Quercus robur subsp. pedunculiflora

Scientific classification
- Kingdom: Plantae
- Clade: Tracheophytes
- Clade: Angiosperms
- Clade: Eudicots
- Clade: Rosids
- Order: Fagales
- Family: Fagaceae
- Genus: Quercus
- Species: Q. robur
- Subspecies: Q. r. subsp. pedunculiflora
- Trinomial name: Quercus robur subsp. pedunculiflora (K.Koch) Menitzky
- Synonyms: List Quercus pedunculata subsp. pedunculiflora K.Koch; Quercus pedunculata var. pedunculiflora K.Koch; Quercus brutia var. pedunculiflora K.Koch; Quercus haas var. atrchoclados Borbas & Bornm; Quercus robur var. erucifolia Stev.; Quercus pedunculata f. erucifolia Stev.; Quercus pedunculata var. longipetioleata Medwedev; Quercus pedunculata f. pinnatipartita Boiss.; Quercus pedunculata var. pinnatipartita Boiss.; Quercus kurdica Wenzig; Quercus erucifolia Stev.; Quercus erucifolia subsp. longipes Stev.; Quercus longipes Stev; ;

= Quercus robur subsp. pedunculiflora =

Subspecies of English oak

Quercus robur subsp. pedunculiflora, or Quercus pedunculiflora, the grayish oak, is a subspecies of flowering plant in the beech and oak family, Fagaceae.
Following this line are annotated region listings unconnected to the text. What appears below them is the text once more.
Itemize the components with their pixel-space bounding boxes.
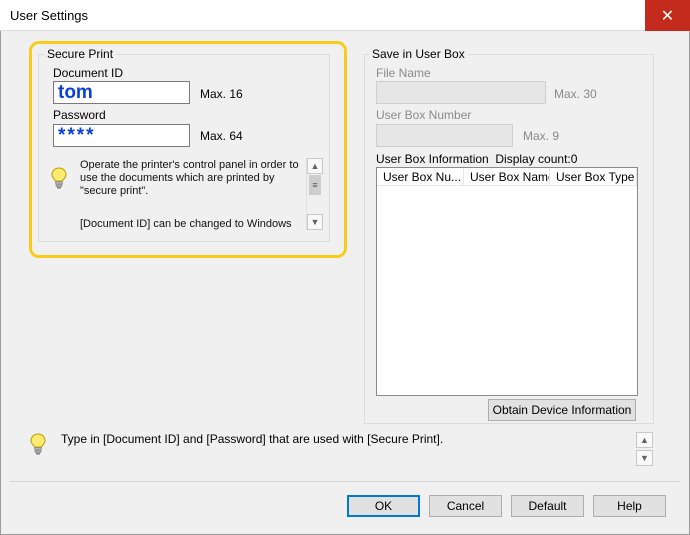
user-box-group-title: Save in User Box bbox=[369, 47, 468, 61]
file-name-max: Max. 30 bbox=[554, 87, 597, 101]
title-bar: User Settings ✕ bbox=[0, 0, 690, 31]
lightbulb-icon bbox=[30, 433, 46, 455]
user-box-number-max: Max. 9 bbox=[523, 129, 560, 143]
help-button[interactable]: Help bbox=[593, 495, 666, 517]
column-header-user-box-number[interactable]: User Box Nu... bbox=[377, 168, 464, 186]
default-button[interactable]: Default bbox=[511, 495, 584, 517]
file-name-label: File Name bbox=[376, 66, 431, 80]
column-header-user-box-name[interactable]: User Box Name bbox=[464, 168, 550, 186]
user-box-list[interactable]: User Box Nu... User Box Name User Box Ty… bbox=[376, 167, 638, 396]
column-header-user-box-type[interactable]: User Box Type bbox=[550, 168, 637, 186]
scroll-up-icon[interactable]: ▲ bbox=[636, 432, 653, 448]
user-box-number-field[interactable] bbox=[376, 124, 513, 147]
close-button[interactable]: ✕ bbox=[645, 0, 690, 31]
user-box-info-label: User Box Information Display count:0 bbox=[376, 152, 578, 166]
close-icon: ✕ bbox=[660, 7, 675, 25]
scroll-down-icon[interactable]: ▼ bbox=[636, 450, 653, 466]
window-title: User Settings bbox=[10, 8, 89, 23]
obtain-device-info-button[interactable]: Obtain Device Information bbox=[488, 399, 636, 421]
divider bbox=[10, 481, 680, 482]
hint-scrollbar[interactable]: ▲ ▼ bbox=[636, 432, 653, 466]
file-name-field[interactable] bbox=[376, 81, 546, 104]
cancel-button[interactable]: Cancel bbox=[429, 495, 502, 517]
user-box-number-label: User Box Number bbox=[376, 108, 472, 122]
hint-text: Type in [Document ID] and [Password] tha… bbox=[61, 432, 444, 446]
ok-button[interactable]: OK bbox=[347, 495, 420, 517]
secure-print-highlight bbox=[29, 41, 347, 258]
Its a large tree, native to South-Eastern Europe, in the Balkan Peninsula and Peloponnesos, through Thrace and Eastern Anatolia, and the Caucasus. It can be found in deciduous forest, flood plains and steppes, up to 1800 m above sea level. It is a drought adapted species, being able to tolerate extreme heat, and for this reason Q. robur subsp. pedunculiflora may become a very important tree species for forestry, particularly in the context of global climate change.

==Taxonomy==
Quercus robur subsp. pedunculiflora is a species controversial in taxonomy. Some authors consider it as only a race of Quercus robur, the differences from the common subspecies being the result of an adaptation to drier climates and probable intermixture from other species (Quercus pubescens and Quercus petraea in the north of its range and Quercus infectoria in the south). This theory agrees with authors who noticed introgression of Quercus robur with more drought adapted oak species (Kleinschmit 1993), which took place at the time of the migration of Quercus robur into the Quercus pubescens area and vice versa. Almost all characteristics which distinguish the subspecies from Quercus robur subsp. robur, are typical of Quercus pubescens.
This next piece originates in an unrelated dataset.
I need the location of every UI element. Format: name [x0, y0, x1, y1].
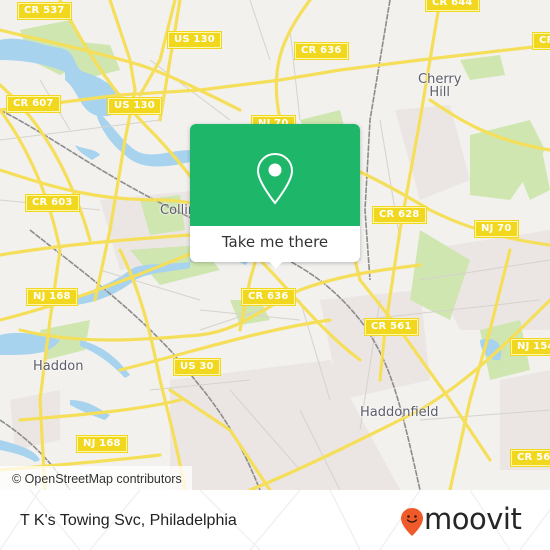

The very low level of genetic divergence between Q. robur subsp. robur and Q. robur subsp. pedunculiflora populations suggests that the process of ecological speciation is not completed.

==Description==
The petiole length can range up to 3 cm long in Q. robur subsp. pedunculiflora but sometimes only 2 mm longer that the common subspecies, with its peduncle being 2 to 6 cm long. While Q. robur subsp. robur leaves show almost no pubescence on the abaxial surface, Q. robur subsp. pedunculiflora leaves are densely pubescent with its dimensions being 8-17 x 6-9 cm. Its leaves are dark green above and yellow grey tomentose beneath. It has smaller auricles than Q. robur subsp. robur. The acorns are solitary or in a pair, rarely in a group of 3 to 4, and can take up to 10 years between mast years. Other differences from Q. robur subsp. robur include having a longer lamina, more and wider lobes, deeper sinuses and thicker bark.

==Habitat==
Quercus robur subsp. pedunculiflora is listed in Southern Albania, in Serbia near Belgrade and in the Srem region of Vojvodina province, in Greece in Corfu island and Nestos Delta in the north-east of the country, in Bulgaria in the Black Sea area, in Slovakia, in Romania in the Balkan-Moesic province from Southern Oltenia through Muntenia to the southern part of Moldova, in the Czech Republic, in Ukraine in Crimea, in Turkey in East and South-East Anatolia. In the Caucasian Region Quercus robur subsp. pedunculiflora is observed in Georgia and in the west of Azerbaijan, Northern Armenia, Dagestan and in the north-west of Iran. Grayish oak enters in fragments of floodplain forests in the North of Greece, in Serbia, in the Thracian Lowland and the forests of the Ayazmo Park in Bulgaria. Also in Romania grayish oak enters in floodplain forests in the alluvial forests of Fraxinus angustifolia, near the Black Sea and also in the wooded steppe layer. In Georgia Quercus robur subsp. pedunculiflora occurs in floodplain forests in the eastern part of the country, on the alluvial plains of the rivers Iori, Alazani, Kura and along the Kura river in Azerbaijan.